Recently we’ve dropped mongodb as our primary nosq database. We’re either switching to Riak or Cassandra. (Already using Hbase)

Don’t get me wrong Mongodb is great. But as every nosql’er would tell, it depends on your use case. Here are the reasons why.

  1. Lousy write performance: MongoDB is very slow in writing. Esspecially if you start using sharding. Replicas tend to get easily out of sync. The storage implementation enforces a write-lock. That’s just how the way it is under serious write load. At the beginning we didn’t anticipate the rate of writes we’re experiencing right now.
  2. Querybility: At first we did not know how we would query our data. That was the reason why we chose mongodb. But it turns out that without an index you cannot query at all when your records reaches to a 100s of millions.
  3. Lack of compression: This is ridiculus. Mongodb does not have compression. All your keynames take space in the storage. consider a JSON document with 100 numeric fields and with fields names around 40 characters. That means mongodb is storing (40 x 100 characters) 4K plus 100 integers for every record. Also if you happen to have long textual content, they don’t get compressed too. I’m sure our data will take 1/3 the space it takes in mongodb in any other  storage.
  4. Memory monster: Mongodb claims the whole memory in the host it’s running. Plain as in daylight. Nothing to do about that.
  5. Lack of tools: I know this will cause some controversy but there are no good clients. Even the command line does not permit you to be productive.
  6. Undependable tools: Trying to export a large collection and all of a sudden you get an error. Only an error. No decent explanation, no pointer for even manually resuming. Also call me if you can export a collection by filering date values.
  7. Huge storage requirements for operations: Theory might sound great. But when it comes to reality you face the ugly side of the beast. There are times and cases where you’d need to restructure your data, dump and repair etc.

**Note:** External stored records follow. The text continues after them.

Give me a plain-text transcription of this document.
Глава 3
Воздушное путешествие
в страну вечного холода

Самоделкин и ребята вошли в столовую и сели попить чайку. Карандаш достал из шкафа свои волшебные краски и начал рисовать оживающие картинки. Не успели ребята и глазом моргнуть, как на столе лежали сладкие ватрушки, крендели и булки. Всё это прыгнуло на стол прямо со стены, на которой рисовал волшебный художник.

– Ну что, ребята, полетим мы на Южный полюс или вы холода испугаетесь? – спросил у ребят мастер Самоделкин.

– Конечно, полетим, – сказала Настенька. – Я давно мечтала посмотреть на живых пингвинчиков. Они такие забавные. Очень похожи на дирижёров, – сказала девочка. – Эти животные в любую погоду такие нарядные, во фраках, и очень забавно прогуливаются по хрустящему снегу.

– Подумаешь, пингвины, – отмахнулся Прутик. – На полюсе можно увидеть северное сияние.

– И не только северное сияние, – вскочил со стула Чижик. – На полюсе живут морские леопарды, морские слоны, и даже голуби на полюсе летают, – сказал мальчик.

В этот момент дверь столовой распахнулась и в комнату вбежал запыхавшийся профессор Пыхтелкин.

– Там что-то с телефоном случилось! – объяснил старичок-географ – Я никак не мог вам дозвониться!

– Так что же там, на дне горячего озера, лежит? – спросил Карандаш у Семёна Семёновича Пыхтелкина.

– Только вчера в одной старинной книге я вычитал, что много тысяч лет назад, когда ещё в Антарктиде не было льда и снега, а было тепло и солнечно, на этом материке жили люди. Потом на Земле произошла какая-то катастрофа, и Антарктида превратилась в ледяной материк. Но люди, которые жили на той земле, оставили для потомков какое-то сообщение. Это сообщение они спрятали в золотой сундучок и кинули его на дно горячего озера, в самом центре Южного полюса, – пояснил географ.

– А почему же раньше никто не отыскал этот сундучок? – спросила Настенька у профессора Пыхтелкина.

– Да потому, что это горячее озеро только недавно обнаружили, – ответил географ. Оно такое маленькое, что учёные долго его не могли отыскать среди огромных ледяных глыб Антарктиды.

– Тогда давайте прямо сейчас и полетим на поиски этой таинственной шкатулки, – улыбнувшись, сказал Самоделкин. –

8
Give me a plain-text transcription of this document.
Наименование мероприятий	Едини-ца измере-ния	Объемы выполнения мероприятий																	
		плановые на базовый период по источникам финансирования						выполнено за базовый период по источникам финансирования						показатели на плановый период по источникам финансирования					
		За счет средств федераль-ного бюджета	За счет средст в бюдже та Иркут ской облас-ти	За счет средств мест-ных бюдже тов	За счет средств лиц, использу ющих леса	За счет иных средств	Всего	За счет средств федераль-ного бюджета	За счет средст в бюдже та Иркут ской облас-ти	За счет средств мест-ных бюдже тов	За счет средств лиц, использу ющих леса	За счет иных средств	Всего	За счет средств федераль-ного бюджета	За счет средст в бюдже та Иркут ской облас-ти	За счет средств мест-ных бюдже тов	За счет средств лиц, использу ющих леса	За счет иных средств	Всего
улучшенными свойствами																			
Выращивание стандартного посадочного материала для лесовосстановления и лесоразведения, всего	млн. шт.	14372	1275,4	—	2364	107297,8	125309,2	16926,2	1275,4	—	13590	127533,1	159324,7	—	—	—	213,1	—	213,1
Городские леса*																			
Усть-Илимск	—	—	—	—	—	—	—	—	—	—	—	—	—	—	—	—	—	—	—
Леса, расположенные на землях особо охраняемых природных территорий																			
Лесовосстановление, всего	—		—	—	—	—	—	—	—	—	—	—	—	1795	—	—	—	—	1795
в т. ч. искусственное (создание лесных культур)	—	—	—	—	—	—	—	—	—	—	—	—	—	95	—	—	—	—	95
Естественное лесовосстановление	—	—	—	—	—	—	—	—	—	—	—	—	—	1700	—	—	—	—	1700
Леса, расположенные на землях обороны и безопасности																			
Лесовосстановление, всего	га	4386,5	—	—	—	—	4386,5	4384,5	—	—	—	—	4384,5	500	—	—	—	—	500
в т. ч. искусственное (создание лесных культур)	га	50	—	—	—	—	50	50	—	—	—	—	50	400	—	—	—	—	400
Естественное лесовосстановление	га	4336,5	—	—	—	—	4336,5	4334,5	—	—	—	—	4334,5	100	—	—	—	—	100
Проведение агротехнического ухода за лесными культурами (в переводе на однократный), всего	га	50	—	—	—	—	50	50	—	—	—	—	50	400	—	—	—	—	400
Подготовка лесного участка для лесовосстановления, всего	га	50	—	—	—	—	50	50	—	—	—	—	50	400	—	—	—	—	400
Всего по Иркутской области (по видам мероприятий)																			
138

With mongodb you need twice the size of your data. More specifically the size of your collection. We had a collection of 4 TB and it took weeks to repair after an electric outage. Replicas? Well they were just out of sync.
  8. Operations: Ask this to my sys admin but he didn’t sleep for weeks. Be careful about that.

All the things I’ve written about is valid  for our usecases. To be specific 8TBs of data with around 750 millions of records, with burst data IO  and 1/1000 read/write ratio. Simply put if you’ll have high number of writes and reads on the same data, think twice before using Mongodb.